Written by Keith Zakheim |

What is the role of an independent media in a functional democracy?  As former President George W. Bush put it this week, “We need an independent media to hold people like me to account.” Not so long ago it was taken for granted that freedom of the press was indispensable to a truly free society. Accountability, so important as a check to unfettered power, draws from a number of institutional checks and balances. Vigilant levers of government can stymie legislation by executive fiat, while voters have the final say on whether their elected representatives will remain in office.

 

The media, despite the its many warts and indiscretions, has a similar role in checking the power of the state.

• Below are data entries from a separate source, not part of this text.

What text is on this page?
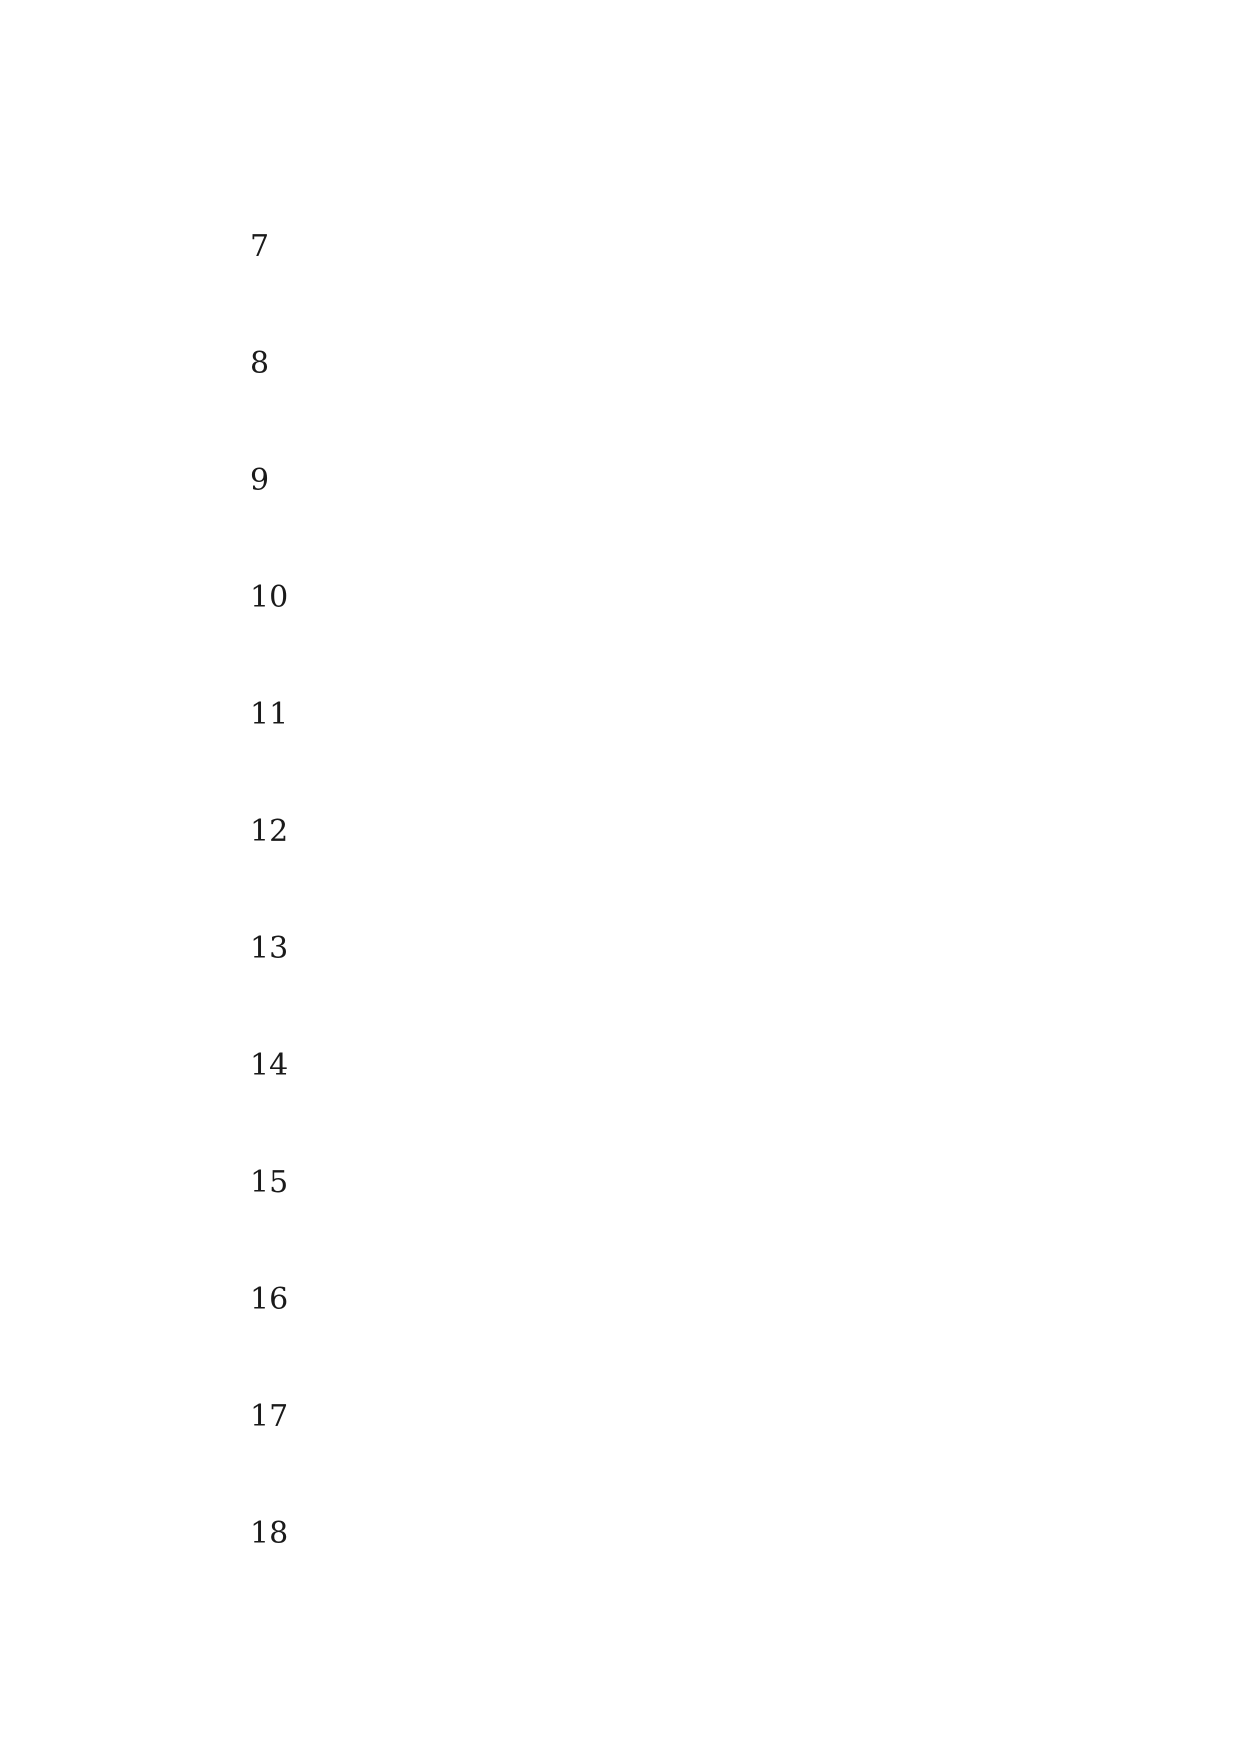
7

8

9

10

11

12

13

14

15

16

17

18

The fourth estate is both a resource for the voting public and its protector, standing sentinel against corruption, abuse of power and the murky insider workings of the smoke-filled rooms.

 

Critics rightly contend that the media is not objective in some of its reporting, but that is more a feature of the human condition than it is a conspiracy. It is not a coincidence that the first institution to suffer in a totalitarian regime is a free press, and since our country’s founding, the first amendment has codified the centrality of the institution to human freedom and dignity.

 

The media is not always fair and balanced, and when it is blatantly biased it deserves criticism. But criticism is different from condemnation, and critique of a specific journalistic work does not necessitate the deligimitization of an honorable profession.